とまあこんな感じです。暗いですね。後ろ向きな事この上ない。できないことを積み重ねてもいいことはありません。そこで僕は自分の技術をどうやればサービスや財の生産に結び付けられるか考えてみた。

自分の不安を解消しよう

 僕は実験で放射能なんか使っています。『アイソトープ』っていうおしゃれな名前だけどやっぱり放射能。もしかしたら被爆するかもしれない。無精子症不妊なんてこともありうるんじゃないだろうか。実際、化学者の子どもに女の子が多いのは、弱いY染色体を持った精子が死んでるからなんていう都市伝説もあったりする。
 よし、この不安を解消しよう。元気なうちに精子を保存して不妊に備えればよいのです。

今あるサービスではだめなのか

 『そんなことくらいもうどこかでやってるだろ』ですよね。その通りです。

google:精子バンク

 しかしこの精子バンクというやつは若干ネーミングがおかしい。銀行ならお金を預けて自分で引き出すことができますが、精子バンクではそんなことはあまりしないらしい。精子バンクは預かるだけ預かって融資ばかりしています。これだと『精子バンク』というよりは『精子ライブラリ』といった感じです。図書館に本を納入した業者は図書館の本を借りることは少ないでしょうからこのネーミングのほうがすっきりします。借りる方が何種類も借りられる点も納得です。
 重要な点は、現在の精子バンクは『バンク』ではなく『ライブラリ』の性格が強いため、預ける障壁が高いことです。高学歴の人とか、お金持ちの人とかしか預けられないみたいです。小さい図書館には選ばれた『良書』しかおいてないのと似ていますね。つまり、融資する気がなく、預けたいだけの人にとって精子バンクは不向きです。

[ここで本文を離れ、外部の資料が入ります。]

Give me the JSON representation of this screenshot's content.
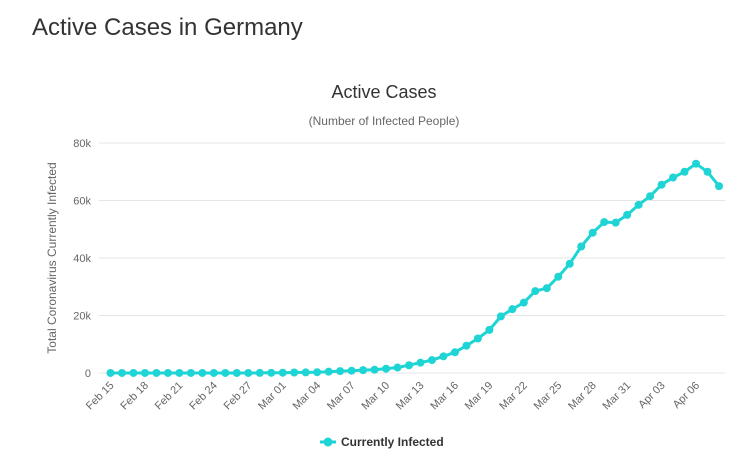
{
  "page": {
    "title": "Active Cases in Germany"
  },
  "colors": {
    "series": "#1ed4d4",
    "grid": "#e6e6e6",
    "text": "#333333",
    "muted": "#666666"
  },
  "chart_data": {
    "type": "line",
    "title": "Active Cases",
    "subtitle": "(Number of Infected People)",
    "xlabel": "",
    "ylabel": "Total Coronavirus Currently Infected",
    "ylim": [
      0,
      80000
    ],
    "yticks": [
      0,
      20000,
      40000,
      60000,
      80000
    ],
    "ytick_labels": [
      "0",
      "20k",
      "40k",
      "60k",
      "80k"
    ],
    "xtick_labels": [
      "Feb 15",
      "Feb 18",
      "Feb 21",
      "Feb 24",
      "Feb 27",
      "Mar 01",
      "Mar 04",
      "Mar 07",
      "Mar 10",
      "Mar 13",
      "Mar 16",
      "Mar 19",
      "Mar 22",
      "Mar 25",
      "Mar 28",
      "Mar 31",
      "Apr 03",
      "Apr 06"
    ],
    "legend": {
      "position": "bottom-center"
    },
    "grid": true,
    "series": [
      {
        "name": "Currently Infected",
        "values": [
          14,
          14,
          14,
          14,
          14,
          14,
          14,
          14,
          14,
          14,
          14,
          14,
          15,
          31,
          60,
          100,
          170,
          210,
          280,
          460,
          660,
          800,
          1000,
          1150,
          1500,
          1900,
          2700,
          3600,
          4500,
          5800,
          7200,
          9500,
          12000,
          15000,
          19700,
          22200,
          24500,
          28500,
          29500,
          33500,
          38000,
          44000,
          48800,
          52500,
          52300,
          55000,
          58500,
          61500,
          65500,
          68000,
          70000,
          72800,
          70000,
          65000
        ]
      }
    ]
  }
}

 他には精子を預かるだけのサービスとして病院がそんな感じのことをやってるみたいです。

精子冷凍保存のススメ

 抗癌剤無精子症の可能性が高い場合の措置のようです。このサービスが一般に向けても開かれているかどうかは分かりませんが、おそらくふらっと立ち寄って預けるのは難しそうです。しかもこの感じからみると病院が個別に精子を預かっている感じです。地震が来たら一発アウトでしょう。

 いいたいことは、現在の精子預かりサービスは以下の人には不向きだということです。

・危険物を扱っているが、不妊の可能性が十分に高くない人
・確実に精子をあずかって欲しい人
・不安でしかたない人。イラク派遣されそうな自衛官とか。
・格闘家でローブローをもらいがちな人。武蔵とか。

というわけでサービス概要です

 基本的に精子卵子と違って、採集が簡単かつ凍結、保存も手間いらずです。要は精液の入ったチューブを液体窒素で-197℃に保てばよいのです。そこで以下のようにサービスを実施します。

・日を開けて3回程度精液を採取し凍結保存。採取した精液は、それぞれ3本のチューブに分ける。(体調によるばらつきを抑える。精子の運動検査もこのとき)

・3回分の精液を1セットにして、3ヶ所に分散保存。(リスクの分散。できれば保存場所のひとつは海外がよい)

・精液を保存するフリーザーは鉛とコンクリートで遮蔽。(精液の劣化防止)

・定期的な採取、保存による精液の更新(精液の品質維持)

 これで安心して精子を預けられますね。サービスの規模によりますがおそらく保存費用は年間10万円くらいではないでしょうか。
 
 どうですか?預けたくなってきたでしょう?簡単で初期費用も(バイオにしては)少ないビジネスです。どうだい。やってみないか?10年後くらいの自分よ。

 このサービスができたら陸自の友達に勧めてみようと思っています。


追伸 ようは現在ある『精子バンク』というサービスの名前が気に食わないだけです。